Come abbiamo già avuto modo di anticipare, i due avrebbero simulato la presenza in servizio sottoscrivendone l’apposito registro con una serie di artifici e raggiri; è questo quanto scoperto dagli investigatori attraverso servizi di osservazione, con telecamere nascoste nella sede di lavoro, acquisizioni di copie dei registri di presenza, intercettazioni telefoniche e attività di analisi dei tabulati delle utenze telefoniche, tutti strumenti che hanno permesso di smascherare  i due medici. Secondo quanto appurato dalle indagini, condotte nei mesi scorsi, sembra che i due dottori abbiano simulato la presenza di interi turni di servizio notturno, sottoscrivendo l’apposito registro con una serie di artifici e raggiri e lo facevano con metodi sistematici e consolidati nel tempo. “I due hanno denotato una personalità sfrontata e prepotente, con fare quasi imposto a colleghi e subordinati”, spiegano gli inquirenti.

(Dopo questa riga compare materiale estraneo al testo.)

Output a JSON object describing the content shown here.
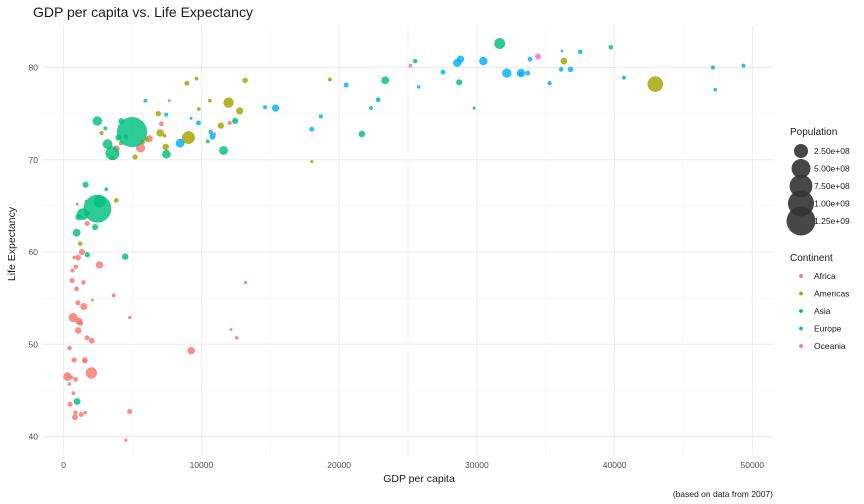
{
  "chart_data": {
    "type": "scatter",
    "title": "GDP per capita vs. Life Expectancy",
    "xlabel": "GDP per capita",
    "ylabel": "Life Expectancy",
    "caption": "(based on data from 2007)",
    "xlim": [
      -1500,
      51500
    ],
    "ylim": [
      38,
      84.5
    ],
    "x_ticks": [
      0,
      10000,
      20000,
      30000,
      40000,
      50000
    ],
    "y_ticks": [
      40,
      50,
      60,
      70,
      80
    ],
    "grid": true,
    "legend_position": "right",
    "size_legend": {
      "title": "Population",
      "entries": [
        {
          "label": "2.50e+08",
          "value": 250000000
        },
        {
          "label": "5.00e+08",
          "value": 500000000
        },
        {
          "label": "7.50e+08",
          "value": 750000000
        },
        {
          "label": "1.00e+09",
          "value": 1000000000
        },
        {
          "label": "1.25e+09",
          "value": 1250000000
        }
      ]
    },
    "color_legend": {
      "title": "Continent",
      "entries": [
        {
          "label": "Africa",
          "color": "#F8766D"
        },
        {
          "label": "Americas",
          "color": "#A3A500"
        },
        {
          "label": "Asia",
          "color": "#00BF7D"
        },
        {
          "label": "Europe",
          "color": "#00B0F6"
        },
        {
          "label": "Oceania",
          "color": "#E76BF3"
        }
      ]
    },
    "series": [
      {
        "name": "Africa",
        "color": "#F8766D",
        "points": [
          [
            6223,
            72.3,
            33
          ],
          [
            4797,
            42.7,
            12
          ],
          [
            1441,
            56.7,
            8
          ],
          [
            12570,
            50.7,
            2
          ],
          [
            1217,
            52.3,
            15
          ],
          [
            430,
            49.6,
            8
          ],
          [
            2042,
            50.4,
            18
          ],
          [
            706,
            44.7,
            4
          ],
          [
            1704,
            50.7,
            10
          ],
          [
            986,
            65.2,
            0.7
          ],
          [
            278,
            46.5,
            64
          ],
          [
            3633,
            55.3,
            4
          ],
          [
            1545,
            48.3,
            18
          ],
          [
            2082,
            54.8,
            0.5
          ],
          [
            5581,
            71.3,
            80
          ],
          [
            12154,
            51.6,
            0.6
          ],
          [
            641,
            58.0,
            5
          ],
          [
            691,
            52.9,
            77
          ],
          [
            13206,
            56.7,
            1.5
          ],
          [
            753,
            59.4,
            1.7
          ],
          [
            1327,
            60.0,
            23
          ],
          [
            943,
            56.0,
            9
          ],
          [
            580,
            46.4,
            1.5
          ],
          [
            1463,
            54.1,
            35
          ],
          [
            1569,
            42.6,
            2
          ],
          [
            415,
            45.7,
            3
          ],
          [
            12057,
            74.0,
            6
          ],
          [
            1045,
            59.4,
            19
          ],
          [
            759,
            48.3,
            13
          ],
          [
            1042,
            54.5,
            12
          ],
          [
            1803,
            64.2,
            3
          ],
          [
            10957,
            72.8,
            1.2
          ],
          [
            3820,
            71.2,
            33
          ],
          [
            824,
            42.1,
            20
          ],
          [
            4811,
            52.9,
            2
          ],
          [
            620,
            56.9,
            12
          ],
          [
            2014,
            46.9,
            135
          ],
          [
            7670,
            76.4,
            0.8
          ],
          [
            863,
            46.2,
            9
          ],
          [
            1598,
            65.5,
            0.2
          ],
          [
            1712,
            63.1,
            12
          ],
          [
            862,
            42.6,
            6
          ],
          [
            9270,
            49.3,
            44
          ],
          [
            2602,
            58.6,
            42
          ],
          [
            4513,
            39.6,
            1.1
          ],
          [
            1107,
            52.5,
            38
          ],
          [
            883,
            58.4,
            6
          ],
          [
            7093,
            73.9,
            10
          ],
          [
            1056,
            51.5,
            29
          ],
          [
            1271,
            42.4,
            11
          ],
          [
            470,
            43.5,
            12
          ],
          [
            1544,
            48.2,
            10
          ]
        ]
      },
      {
        "name": "Americas",
        "color": "#A3A500",
        "points": [
          [
            12779,
            75.3,
            40
          ],
          [
            3822,
            65.6,
            9
          ],
          [
            9066,
            72.4,
            190
          ],
          [
            36319,
            80.7,
            33
          ],
          [
            13172,
            78.6,
            16
          ],
          [
            7007,
            72.9,
            44
          ],
          [
            9645,
            78.8,
            4
          ],
          [
            8948,
            78.3,
            11
          ],
          [
            6025,
            72.2,
            9
          ],
          [
            6873,
            74.99,
            14
          ],
          [
            5728,
            71.9,
            7
          ],
          [
            5186,
            70.3,
            13
          ],
          [
            1202,
            60.9,
            8
          ],
          [
            3548,
            70.2,
            7
          ],
          [
            7321,
            72.6,
            2.8
          ],
          [
            11978,
            76.2,
            108
          ],
          [
            2749,
            72.9,
            5.7
          ],
          [
            9809,
            75.5,
            3.2
          ],
          [
            4173,
            71.8,
            6.7
          ],
          [
            7409,
            71.4,
            28.7
          ],
          [
            19329,
            78.7,
            4
          ],
          [
            18008,
            69.8,
            1
          ],
          [
            42952,
            78.2,
            301
          ],
          [
            10611,
            76.4,
            3.4
          ],
          [
            11416,
            73.7,
            26
          ]
        ]
      },
      {
        "name": "Asia",
        "color": "#00BF7D",
        "points": [
          [
            975,
            43.8,
            32
          ],
          [
            29796,
            75.6,
            0.7
          ],
          [
            1391,
            64.1,
            150
          ],
          [
            1714,
            59.7,
            14
          ],
          [
            4959,
            73.0,
            1319
          ],
          [
            39725,
            82.2,
            7
          ],
          [
            2452,
            64.7,
            1110
          ],
          [
            3541,
            70.7,
            224
          ],
          [
            11606,
            71.0,
            69
          ],
          [
            4471,
            59.5,
            27.5
          ],
          [
            25523,
            80.7,
            6.4
          ],
          [
            31656,
            82.6,
            127
          ],
          [
            4519,
            72.5,
            6
          ],
          [
            1593,
            67.3,
            23
          ],
          [
            23348,
            78.6,
            49
          ],
          [
            47307,
            77.6,
            2.5
          ],
          [
            10461,
            72.0,
            4
          ],
          [
            12452,
            74.2,
            24
          ],
          [
            3095,
            66.8,
            2.9
          ],
          [
            944,
            62.1,
            47.8
          ],
          [
            1091,
            63.8,
            28.9
          ],
          [
            22316,
            75.6,
            3.2
          ],
          [
            2606,
            65.5,
            169
          ],
          [
            3190,
            71.7,
            91
          ],
          [
            21655,
            72.8,
            27.6
          ],
          [
            47143,
            80.0,
            4.6
          ],
          [
            3970,
            72.4,
            20
          ],
          [
            4185,
            74.2,
            19.3
          ],
          [
            28718,
            78.4,
            23.2
          ],
          [
            7458,
            70.6,
            65
          ],
          [
            2442,
            74.2,
            85
          ],
          [
            3025,
            73.4,
            4
          ],
          [
            2281,
            62.7,
            22
          ]
        ]
      },
      {
        "name": "Europe",
        "color": "#00B0F6",
        "points": [
          [
            5937,
            76.4,
            3.6
          ],
          [
            36126,
            79.8,
            8.2
          ],
          [
            33693,
            79.4,
            10.4
          ],
          [
            7446,
            74.9,
            4.5
          ],
          [
            10681,
            73.0,
            7.3
          ],
          [
            14619,
            75.7,
            4.5
          ],
          [
            22833,
            76.5,
            10.2
          ],
          [
            35278,
            78.3,
            5.5
          ],
          [
            33207,
            79.3,
            5.2
          ],
          [
            30470,
            80.7,
            61
          ],
          [
            32170,
            79.4,
            82
          ],
          [
            27538,
            79.5,
            10.7
          ],
          [
            18009,
            73.3,
            10
          ],
          [
            36181,
            81.8,
            0.3
          ],
          [
            40676,
            78.9,
            4.1
          ],
          [
            28570,
            80.5,
            58
          ],
          [
            9254,
            74.5,
            0.7
          ],
          [
            36798,
            79.8,
            16.6
          ],
          [
            49357,
            80.2,
            4.6
          ],
          [
            15390,
            75.6,
            38.5
          ],
          [
            20510,
            78.1,
            10.6
          ],
          [
            10808,
            72.5,
            22.3
          ],
          [
            9787,
            74.0,
            10.2
          ],
          [
            18678,
            74.7,
            5.4
          ],
          [
            25768,
            77.9,
            2
          ],
          [
            28821,
            80.9,
            40.4
          ],
          [
            33860,
            80.9,
            9
          ],
          [
            37506,
            81.7,
            7.6
          ],
          [
            8458,
            71.8,
            71
          ],
          [
            33203,
            79.4,
            60.8
          ]
        ]
      },
      {
        "name": "Oceania",
        "color": "#E76BF3",
        "points": [
          [
            34435,
            81.2,
            20.4
          ],
          [
            25185,
            80.2,
            4.1
          ]
        ]
      }
    ]
  }
}
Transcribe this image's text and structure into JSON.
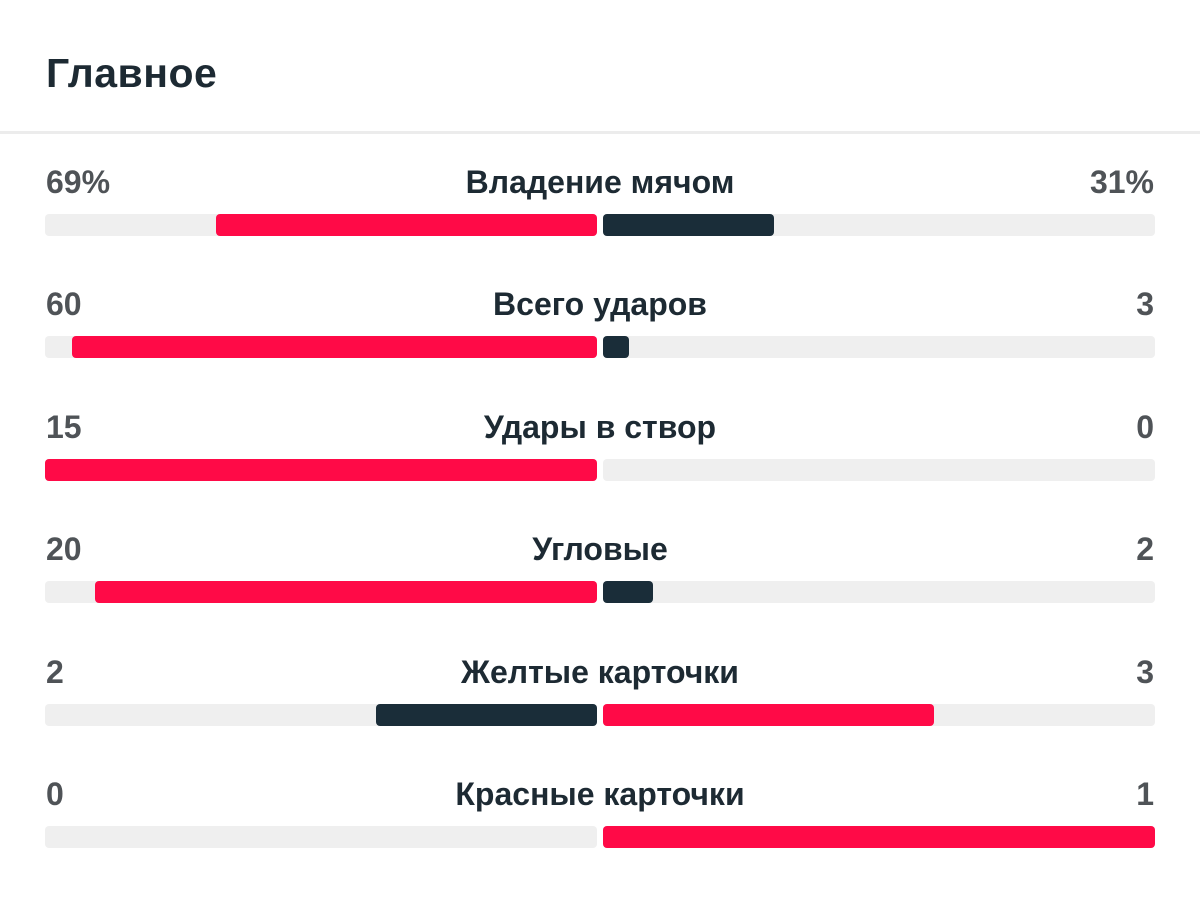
{
  "section": {
    "title": "Главное"
  },
  "colors": {
    "home": "#ff0a47",
    "away": "#1a2d39",
    "track": "#efefef"
  },
  "stats": [
    {
      "label": "Владение мячом",
      "left": "69%",
      "right": "31%",
      "left_fill": 0.69,
      "right_fill": 0.31,
      "left_color": "#ff0a47",
      "right_color": "#1a2d39"
    },
    {
      "label": "Всего ударов",
      "left": "60",
      "right": "3",
      "left_fill": 0.952,
      "right_fill": 0.048,
      "left_color": "#ff0a47",
      "right_color": "#1a2d39"
    },
    {
      "label": "Удары в створ",
      "left": "15",
      "right": "0",
      "left_fill": 1.0,
      "right_fill": 0.0,
      "left_color": "#ff0a47",
      "right_color": "#1a2d39"
    },
    {
      "label": "Угловые",
      "left": "20",
      "right": "2",
      "left_fill": 0.909,
      "right_fill": 0.091,
      "left_color": "#ff0a47",
      "right_color": "#1a2d39"
    },
    {
      "label": "Желтые карточки",
      "left": "2",
      "right": "3",
      "left_fill": 0.4,
      "right_fill": 0.6,
      "left_color": "#1a2d39",
      "right_color": "#ff0a47"
    },
    {
      "label": "Красные карточки",
      "left": "0",
      "right": "1",
      "left_fill": 0.0,
      "right_fill": 1.0,
      "left_color": "#1a2d39",
      "right_color": "#ff0a47"
    }
  ]
}
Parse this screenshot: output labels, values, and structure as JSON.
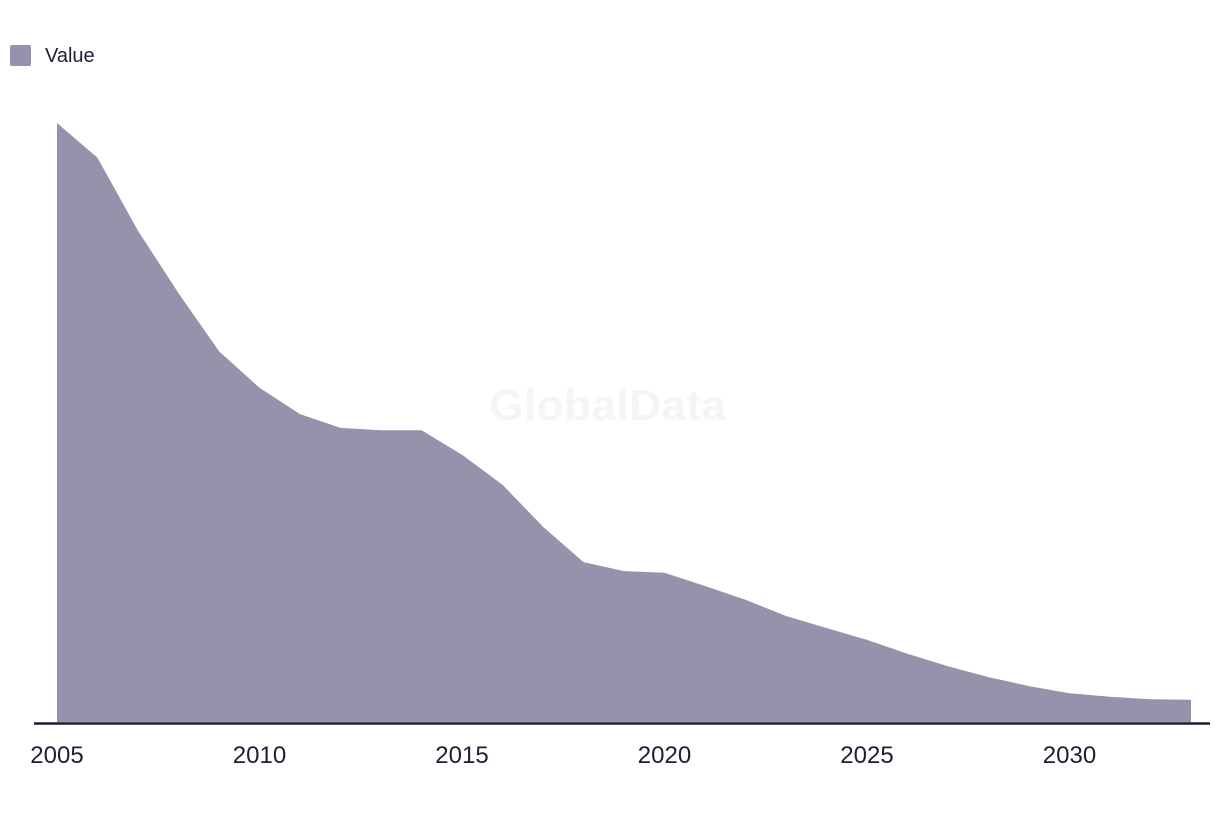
{
  "legend": {
    "label": "Value"
  },
  "watermark": {
    "text": "GlobalData"
  },
  "colors": {
    "background": "#FFFFFF",
    "area_fill": "#9891AB",
    "axis_line": "#1B1B2F",
    "text": "#1E1E35",
    "watermark": "#F5F4F6"
  },
  "chart_data": {
    "type": "area",
    "title": "",
    "xlabel": "",
    "ylabel": "",
    "grid": false,
    "legend_position": "top-left",
    "x": [
      2005,
      2006,
      2007,
      2008,
      2009,
      2010,
      2011,
      2012,
      2013,
      2014,
      2015,
      2016,
      2017,
      2018,
      2019,
      2020,
      2021,
      2022,
      2023,
      2024,
      2025,
      2026,
      2027,
      2028,
      2029,
      2030,
      2031,
      2032,
      2033
    ],
    "series": [
      {
        "name": "Value",
        "color": "#9891AB",
        "values": [
          100,
          94.2,
          82.0,
          71.6,
          61.9,
          55.8,
          51.4,
          49.1,
          48.7,
          48.7,
          44.6,
          39.6,
          32.6,
          26.7,
          25.2,
          24.9,
          22.7,
          20.4,
          17.7,
          15.7,
          13.7,
          11.4,
          9.3,
          7.5,
          6.0,
          4.8,
          4.2,
          3.8,
          3.7
        ]
      }
    ],
    "tick_labels": [
      "2005",
      "2010",
      "2015",
      "2020",
      "2025",
      "2030"
    ],
    "value_scale": "relative index (no y-axis shown); 2005 peak normalized to 100",
    "xlim": [
      2005,
      2033
    ],
    "ylim": [
      0,
      105
    ]
  }
}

Intervenuta sulla questione la Magistratura che ha disposto un sequestro preventivo di somme di denaro a carico di ciascuno dei medici, per l’ingiusto profitto accertato ai danni della pubblica amministrazione, e per questo motivo i de assenteisti, arrestati dovranno rispondere dei seguenti reati, ovvero truffa aggravata e falsità ideologica commessa da pubblico ufficiale in atti pubblici. I sanitari, come abbiamo più volte anticipato, erano soliti mettersi nei turni coprendosi a vicenda ed alternandosi non effettuavano del tutto la notte in cui restava in servizio uno solo, accordandosi sulla firma da apporre sul registro delle presenze. Per i due medici anche il sequestro preventivo di somme di denaro a carico in ragione dell’ingiusto profitto accertato ai danni della pubblica amministrazione.L’accurata attività di indagine condotta dai poliziotti del Commissariato P.S. di Taormina, coordinati dalla Procura della Repubblica di Messina, ha permesso di accertare una continuità di consumazione di illecite condotte a partire dal 2014 e riscontrata fino all’agosto 2016, che ha denotato una personalità alquanto spavalda e prepotente in capo ai due indagati. Sono 40 per un medico e 36 per l’altro, gli episodi di assenza ingiustificata accertati attraverso l’osservazione di immagini riprese dalle telecamere, l’acquisizione di copie dei registri di presenza, intercettazioni e analisi dei tabulati delle utenze telefoniche dei due.